In het tweede lid is de inspanningsverplichting neergelegd in het geval
dat de bezwaren waaraan het verzoek ten grondslag ligt, gerechtvaardigd
blijken te zijn en de competente autoriteit niet in staat is zelf tot
een bevredigende oplossing te komen, hij in overleg treedt met de
competente autoriteit van de andere staat om tot een gezamenlijke
oplossing te komen. De uitkomst van de onderlinge overlegprocedure dient
te worden geïmplementeerd. De Inspecteur handelt daarbij in
overeenstemming met de uitkomst van de overlegprocedure..

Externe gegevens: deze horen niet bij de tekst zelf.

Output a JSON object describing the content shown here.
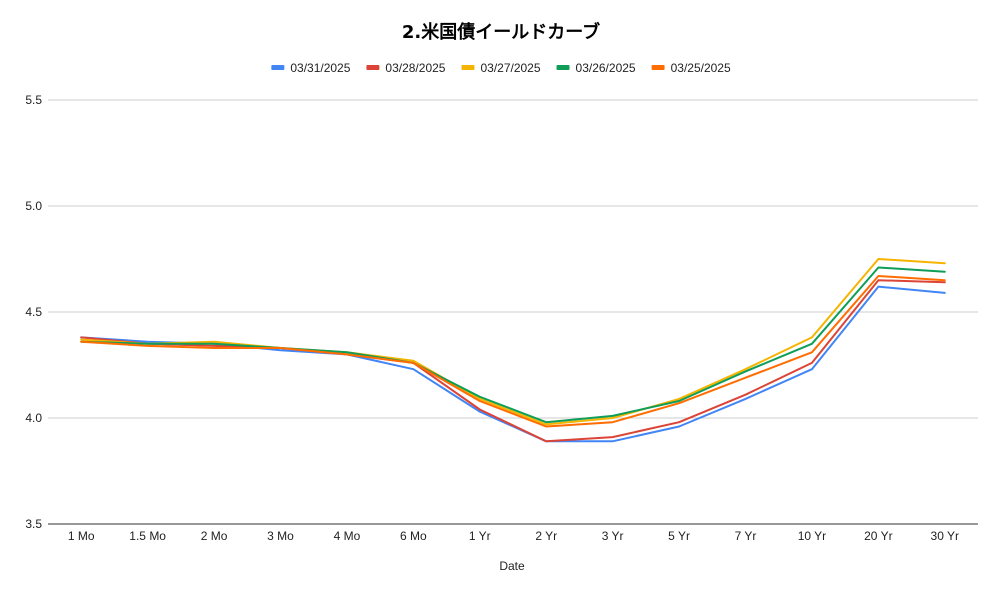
{
  "chart_data": {
    "type": "line",
    "title": "2.米国債イールドカーブ",
    "xlabel": "Date",
    "ylabel": "",
    "ylim": [
      3.5,
      5.5
    ],
    "yticks": [
      "3.5",
      "4.0",
      "4.5",
      "5.0",
      "5.5"
    ],
    "grid": true,
    "legend_position": "top",
    "categories": [
      "1 Mo",
      "1.5 Mo",
      "2 Mo",
      "3 Mo",
      "4 Mo",
      "6 Mo",
      "1 Yr",
      "2 Yr",
      "3 Yr",
      "5 Yr",
      "7 Yr",
      "10 Yr",
      "20 Yr",
      "30 Yr"
    ],
    "series": [
      {
        "name": "03/31/2025",
        "color": "#4285f4",
        "values": [
          4.38,
          4.36,
          4.35,
          4.32,
          4.3,
          4.23,
          4.03,
          3.89,
          3.89,
          3.96,
          4.09,
          4.23,
          4.62,
          4.59
        ]
      },
      {
        "name": "03/28/2025",
        "color": "#db4437",
        "values": [
          4.38,
          4.35,
          4.34,
          4.33,
          4.3,
          4.26,
          4.04,
          3.89,
          3.91,
          3.98,
          4.11,
          4.26,
          4.65,
          4.64
        ]
      },
      {
        "name": "03/27/2025",
        "color": "#f4b400",
        "values": [
          4.37,
          4.35,
          4.36,
          4.33,
          4.31,
          4.27,
          4.09,
          3.97,
          4.0,
          4.09,
          4.23,
          4.38,
          4.75,
          4.73
        ]
      },
      {
        "name": "03/26/2025",
        "color": "#0f9d58",
        "values": [
          4.36,
          4.35,
          4.35,
          4.33,
          4.31,
          4.26,
          4.1,
          3.98,
          4.01,
          4.08,
          4.22,
          4.35,
          4.71,
          4.69
        ]
      },
      {
        "name": "03/25/2025",
        "color": "#ff6d01",
        "values": [
          4.36,
          4.34,
          4.33,
          4.33,
          4.3,
          4.26,
          4.08,
          3.96,
          3.98,
          4.07,
          4.19,
          4.31,
          4.67,
          4.65
        ]
      }
    ]
  }
}
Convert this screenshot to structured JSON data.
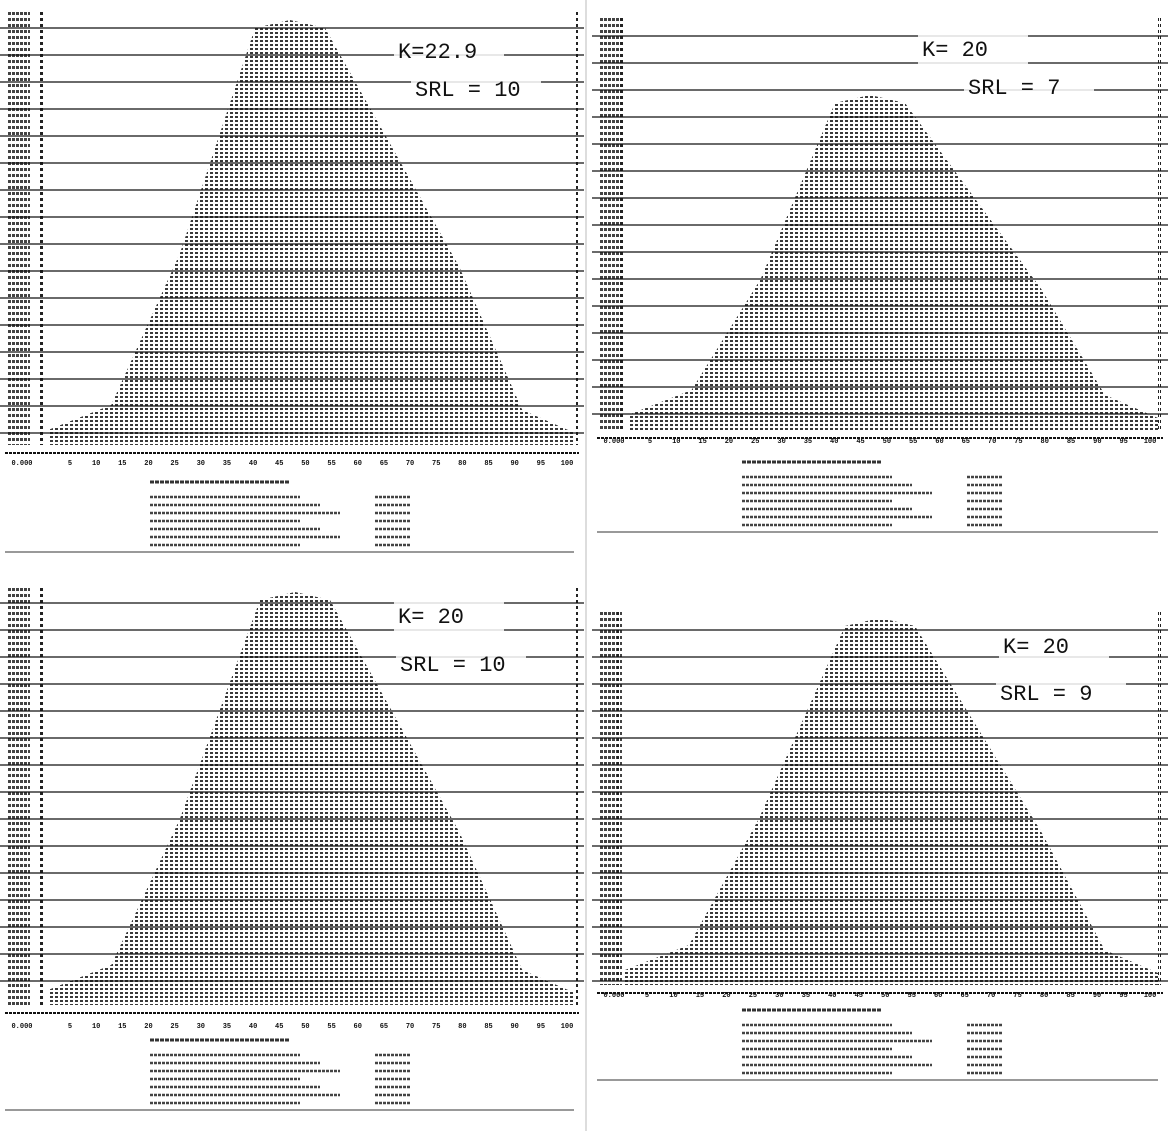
{
  "panels": [
    {
      "k": "K=22.9",
      "srl": "SRL = 10",
      "x_ticks": [
        "0.000",
        "5",
        "10",
        "15",
        "20",
        "25",
        "30",
        "35",
        "40",
        "45",
        "50",
        "55",
        "60",
        "65",
        "70",
        "75",
        "80",
        "85",
        "90",
        "95",
        "100"
      ]
    },
    {
      "k": "K= 20",
      "srl": "SRL = 7",
      "x_ticks": [
        "0.000",
        "5",
        "10",
        "15",
        "20",
        "25",
        "30",
        "35",
        "40",
        "45",
        "50",
        "55",
        "60",
        "65",
        "70",
        "75",
        "80",
        "85",
        "90",
        "95",
        "100"
      ]
    },
    {
      "k": "K= 20",
      "srl": "SRL = 10",
      "x_ticks": [
        "0.000",
        "5",
        "10",
        "15",
        "20",
        "25",
        "30",
        "35",
        "40",
        "45",
        "50",
        "55",
        "60",
        "65",
        "70",
        "75",
        "80",
        "85",
        "90",
        "95",
        "100"
      ]
    },
    {
      "k": "K= 20",
      "srl": "SRL = 9",
      "x_ticks": [
        "0.000",
        "5",
        "10",
        "15",
        "20",
        "25",
        "30",
        "35",
        "40",
        "45",
        "50",
        "55",
        "60",
        "65",
        "70",
        "75",
        "80",
        "85",
        "90",
        "95",
        "100"
      ]
    }
  ]
}
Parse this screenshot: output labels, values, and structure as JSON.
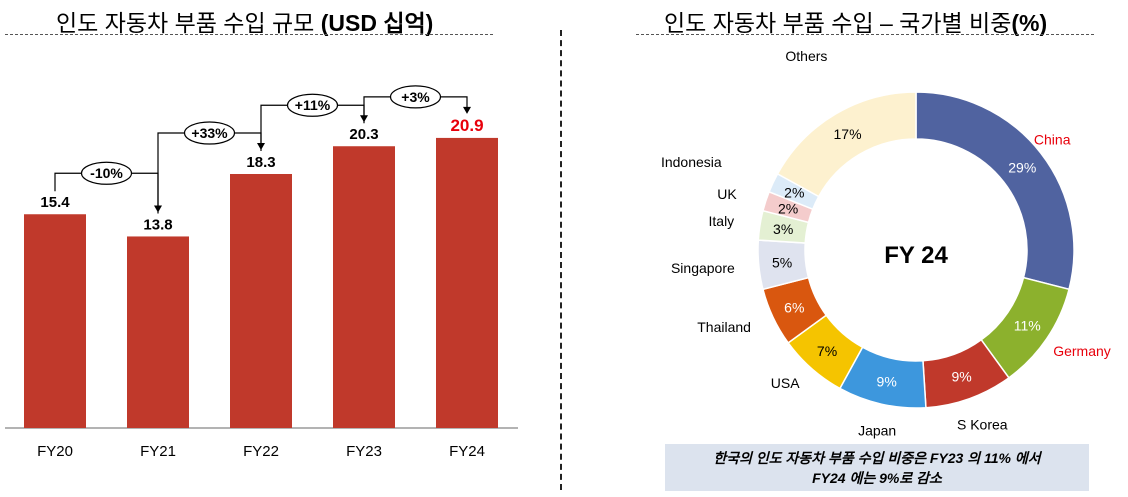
{
  "titles": {
    "bar": "인도 자동차 부품 수입 규모",
    "bar_suffix": "(USD 십억)",
    "pie": "인도 자동차 부품 수입 – 국가별 비중",
    "pie_suffix": "(%)"
  },
  "chart_data": [
    {
      "type": "bar",
      "title": "인도 자동차 부품 수입 규모 (USD 십억)",
      "categories": [
        "FY20",
        "FY21",
        "FY22",
        "FY23",
        "FY24"
      ],
      "values": [
        15.4,
        13.8,
        18.3,
        20.3,
        20.9
      ],
      "value_labels": [
        "15.4",
        "13.8",
        "18.3",
        "20.3",
        "20.9"
      ],
      "highlight_index": 4,
      "bar_color": "#c0392b",
      "highlight_label_color": "#e8000b",
      "ylim": [
        0,
        25
      ],
      "growth_annotations": [
        "-10%",
        "+33%",
        "+11%",
        "+3%"
      ]
    },
    {
      "type": "pie",
      "title": "인도 자동차 부품 수입 – 국가별 비중(%)",
      "center_label": "FY 24",
      "slices": [
        {
          "name": "China",
          "value": 29,
          "label": "29%",
          "color": "#5063a0",
          "name_color": "#e8000b",
          "label_color": "#ffffff"
        },
        {
          "name": "Germany",
          "value": 11,
          "label": "11%",
          "color": "#8cb12d",
          "name_color": "#e8000b",
          "label_color": "#ffffff"
        },
        {
          "name": "S Korea",
          "value": 9,
          "label": "9%",
          "color": "#c0392b",
          "name_color": "#000000",
          "label_color": "#ffffff"
        },
        {
          "name": "Japan",
          "value": 9,
          "label": "9%",
          "color": "#3d97dd",
          "name_color": "#000000",
          "label_color": "#ffffff"
        },
        {
          "name": "USA",
          "value": 7,
          "label": "7%",
          "color": "#f5c400",
          "name_color": "#000000",
          "label_color": "#000000"
        },
        {
          "name": "Thailand",
          "value": 6,
          "label": "6%",
          "color": "#d9570f",
          "name_color": "#000000",
          "label_color": "#ffffff"
        },
        {
          "name": "Singapore",
          "value": 5,
          "label": "5%",
          "color": "#dfe3ef",
          "name_color": "#000000",
          "label_color": "#000000"
        },
        {
          "name": "Italy",
          "value": 3,
          "label": "3%",
          "color": "#e4f0d3",
          "name_color": "#000000",
          "label_color": "#000000"
        },
        {
          "name": "UK",
          "value": 2,
          "label": "2%",
          "color": "#f4cccc",
          "name_color": "#000000",
          "label_color": "#000000"
        },
        {
          "name": "Indonesia",
          "value": 2,
          "label": "2%",
          "color": "#dcebf8",
          "name_color": "#000000",
          "label_color": "#000000"
        },
        {
          "name": "Others",
          "value": 17,
          "label": "17%",
          "color": "#fdf1cf",
          "name_color": "#000000",
          "label_color": "#000000"
        }
      ]
    }
  ],
  "note": {
    "line1": "한국의 인도 자동차 부품 수입 비중은 FY23 의 11% 에서",
    "line2": "FY24 에는 9%로 감소"
  }
}
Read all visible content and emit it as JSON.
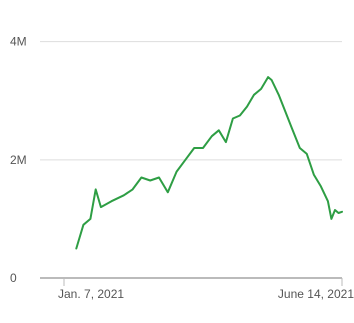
{
  "chart_data": {
    "type": "bar",
    "title": "",
    "xlabel": "",
    "ylabel": "",
    "ylim": [
      0,
      4400000
    ],
    "y_ticks": [
      {
        "value": 0,
        "label": "0"
      },
      {
        "value": 2000000,
        "label": "2M"
      },
      {
        "value": 4000000,
        "label": "4M"
      }
    ],
    "x_start": "2021-01-07",
    "x_end": "2021-06-14",
    "x_tick_labels": [
      {
        "date": "2021-01-07",
        "label": "Jan. 7, 2021"
      },
      {
        "date": "2021-06-14",
        "label": "June 14, 2021"
      }
    ],
    "grid": true,
    "legend": "none",
    "series": [
      {
        "name": "",
        "kind": "bar",
        "values": [
          0,
          0,
          0,
          0,
          0,
          0,
          0,
          0,
          0,
          0,
          0,
          0,
          0,
          0,
          0,
          0,
          0,
          0,
          0,
          0,
          0,
          0,
          0,
          0,
          0,
          0,
          0,
          0,
          0,
          0,
          0,
          0,
          0,
          0,
          0,
          0,
          0,
          0,
          0,
          0,
          0,
          0,
          0,
          0,
          0,
          0,
          0,
          0,
          0,
          0,
          0,
          0,
          0,
          0,
          0,
          0,
          0,
          0,
          0,
          0,
          0,
          0,
          0,
          0,
          0,
          0,
          0,
          0,
          0,
          0,
          0,
          0,
          0,
          0,
          0,
          0,
          0,
          0,
          0,
          0,
          0,
          0,
          0,
          0,
          0,
          0,
          0,
          0,
          0,
          0,
          0,
          0,
          0,
          0,
          0,
          0,
          0,
          0,
          0,
          0,
          0,
          0,
          0,
          0,
          0,
          0,
          0,
          0,
          0,
          0,
          0,
          0,
          0,
          0,
          0,
          0,
          0,
          0,
          0,
          0,
          0,
          0,
          0,
          0,
          0,
          0,
          0,
          0,
          0,
          0,
          0,
          0,
          0,
          0,
          0,
          0,
          0,
          0,
          0,
          0,
          0,
          0,
          0,
          0,
          0,
          0,
          0,
          0,
          0,
          0,
          0,
          0,
          0,
          0,
          0,
          0,
          0,
          0,
          0
        ]
      },
      {
        "name": "",
        "kind": "line",
        "points": [
          [
            "2021-01-14",
            500000
          ],
          [
            "2021-01-18",
            900000
          ],
          [
            "2021-01-22",
            1000000
          ],
          [
            "2021-01-25",
            1500000
          ],
          [
            "2021-01-28",
            1200000
          ],
          [
            "2021-02-03",
            1300000
          ],
          [
            "2021-02-10",
            1400000
          ],
          [
            "2021-02-15",
            1500000
          ],
          [
            "2021-02-20",
            1700000
          ],
          [
            "2021-02-25",
            1650000
          ],
          [
            "2021-03-02",
            1700000
          ],
          [
            "2021-03-07",
            1450000
          ],
          [
            "2021-03-12",
            1800000
          ],
          [
            "2021-03-17",
            2000000
          ],
          [
            "2021-03-22",
            2200000
          ],
          [
            "2021-03-27",
            2200000
          ],
          [
            "2021-04-01",
            2400000
          ],
          [
            "2021-04-05",
            2500000
          ],
          [
            "2021-04-09",
            2300000
          ],
          [
            "2021-04-13",
            2700000
          ],
          [
            "2021-04-17",
            2750000
          ],
          [
            "2021-04-21",
            2900000
          ],
          [
            "2021-04-25",
            3100000
          ],
          [
            "2021-04-29",
            3200000
          ],
          [
            "2021-05-03",
            3400000
          ],
          [
            "2021-05-05",
            3350000
          ],
          [
            "2021-05-09",
            3100000
          ],
          [
            "2021-05-13",
            2800000
          ],
          [
            "2021-05-17",
            2500000
          ],
          [
            "2021-05-21",
            2200000
          ],
          [
            "2021-05-25",
            2100000
          ],
          [
            "2021-05-29",
            1750000
          ],
          [
            "2021-06-02",
            1550000
          ],
          [
            "2021-06-06",
            1300000
          ],
          [
            "2021-06-08",
            1000000
          ],
          [
            "2021-06-10",
            1150000
          ],
          [
            "2021-06-12",
            1100000
          ],
          [
            "2021-06-14",
            1120000
          ]
        ]
      }
    ],
    "colors": {
      "line": "#2e9e44",
      "bars": "#e3e3e3",
      "grid": "#dddddd",
      "axis": "#bbbbbb"
    }
  }
}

Artikel 7 Inwerkingtreding

Het Verdrag treedt in werking op de eerste dag van de tweede maand nadat
beide Partijen elkaar schriftelijk, langs diplomatieke kanalen, hebben
laten weten dat aan alle voorwaarden voor de inwerkingtreding is
voldaan. Het Verdrag is van toepassing op inkomsten verdiend in enig
fiscaal boekjaar op of na 1 januari van een kalenderjaar volgend op het
jaar waarop het Verdrag in werking is getreden.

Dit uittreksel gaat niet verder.